Figure 7.8: SD model results for Copeland (top) and Allerdale (bottom) when Hinkley Point construction plans were cancelle.

If I compare the results of my SD and DES models, it is clear that the sensitivity of my SD model separates them in terms of behaviour. Despite the different behaviour of my two models, each model displays similar trends and also arrives at comparable results for the end of the process. This further reinforces the suggestion that the modelling paradigm that should be used would heavily depend on the perceived sensitivity of the process to these changes (although the SD model can be constructed in a less sensitive manner).

7.4.5.2 Summary

My third scenario has perhaps been the most promising in showing similar responses from both modelling paradigms. In both cases, the Hinkley Point cancellation served as a strong mitigating factor following the Fukushima accident. In particular, the feedback effect from both models has propagated this mitigation factor and resulted in noticeably higher support at the end of the process for both models, and for all communities. When compared to my results from removing Fukushima entirely, this could suggest that the proper response to a significant negative event could be to provide a more positive response than if the negative event had never happened. Unfortunately, the Partnership did relatively little to

ease concerns stemming from the Fukushima accident. Had more been done then a more positive result may have been more likely.

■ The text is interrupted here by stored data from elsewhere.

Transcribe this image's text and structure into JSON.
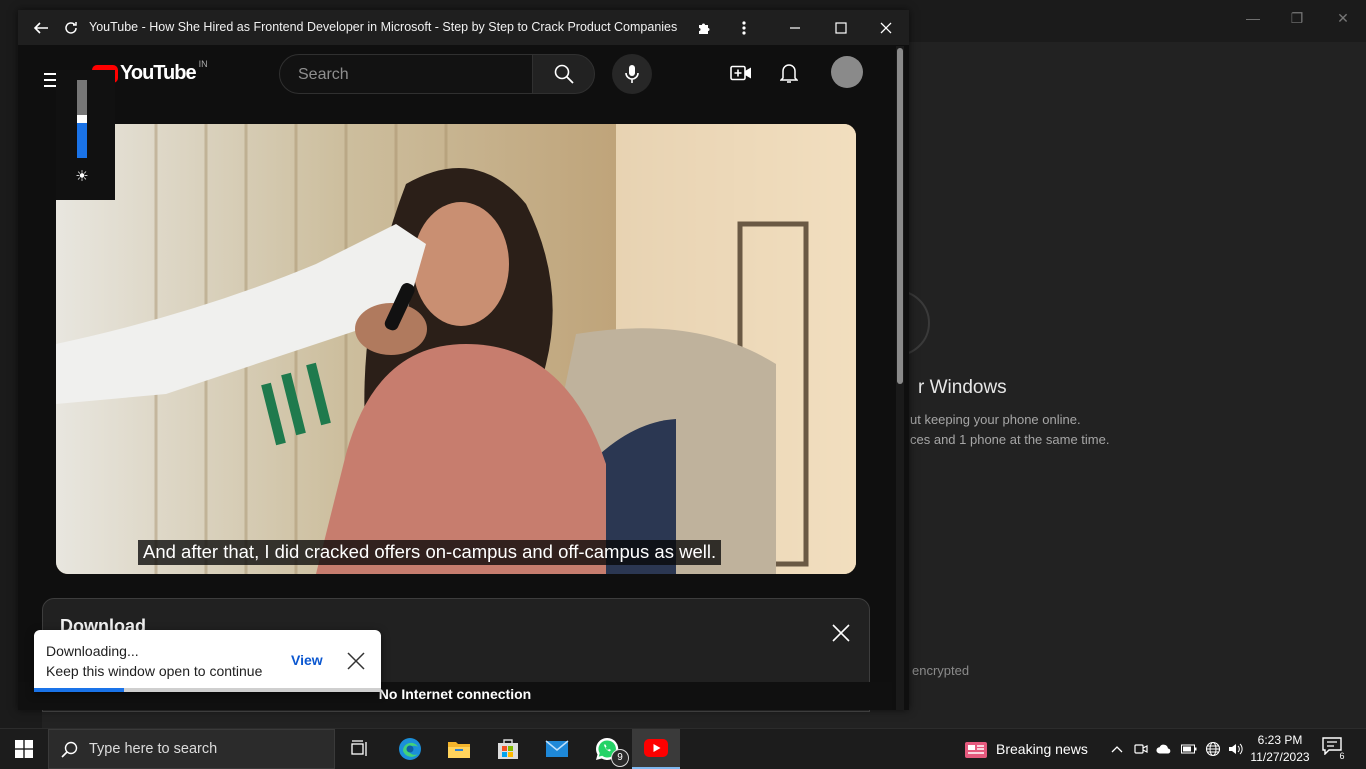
{
  "background_window": {
    "heading": "r Windows",
    "line1": "ut keeping your phone online.",
    "line2": "ces and 1 phone at the same time.",
    "footer": "encrypted"
  },
  "app_window": {
    "title": "YouTube - How She Hired as Frontend Developer in Microsoft - Step by Step to Crack Product Companies in..."
  },
  "youtube": {
    "logo_text": "YouTube",
    "country_code": "IN",
    "search_placeholder": "Search",
    "brightness_level": 0.45,
    "caption": "And after that, I did cracked offers on-campus and off-campus as well.",
    "download_panel_title": "Download",
    "offline_banner": "No Internet connection"
  },
  "toast": {
    "line1": "Downloading...",
    "line2": "Keep this window open to continue",
    "action": "View",
    "progress": 0.26
  },
  "taskbar": {
    "search_placeholder": "Type here to search",
    "whatsapp_badge": "9",
    "news_label": "Breaking news",
    "time": "6:23 PM",
    "date": "11/27/2023",
    "notification_count": "6"
  }
}
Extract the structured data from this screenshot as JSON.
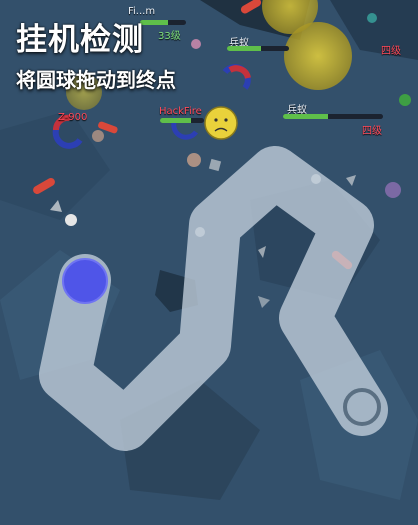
{
  "hud": {
    "title": "挂机检测",
    "subtitle": "将圆球拖动到终点"
  },
  "players": [
    {
      "name": "兵蚁",
      "level": "四级",
      "hp": 0.55
    },
    {
      "name": "兵蚁",
      "level": "四级",
      "hp": 0.45
    },
    {
      "name": "HackFire",
      "level": "",
      "hp": 0.7
    },
    {
      "name": "Z-900",
      "level": "",
      "hp": 0.6
    },
    {
      "name": "Fi...m",
      "level": "33级",
      "hp": 0.6
    }
  ],
  "colors": {
    "background": "#2f4a63",
    "path": "#c3cfdc",
    "ball": "#4f55e8",
    "goal_ring": "#5a6f82",
    "hud_text": "#ffffff"
  }
}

To conclude, this scenario has certainly highlighted the importance of mitigating events that could reduce the public’s trust in the government. While my SD model was more sensitive, it still showed the same trends as my DES model. Despite this difference in sensitivity, both models (and modelling paradigms) could be considered suitable. However, care must be taken to ensure that model choice reflects the expected sensitivity of the real system through thorough validation steps. The improvement of consistency seen in my DES model is also a strong benefit for a stochastic model, and this does again suggest that my DES model is more robust to changes than my SD model.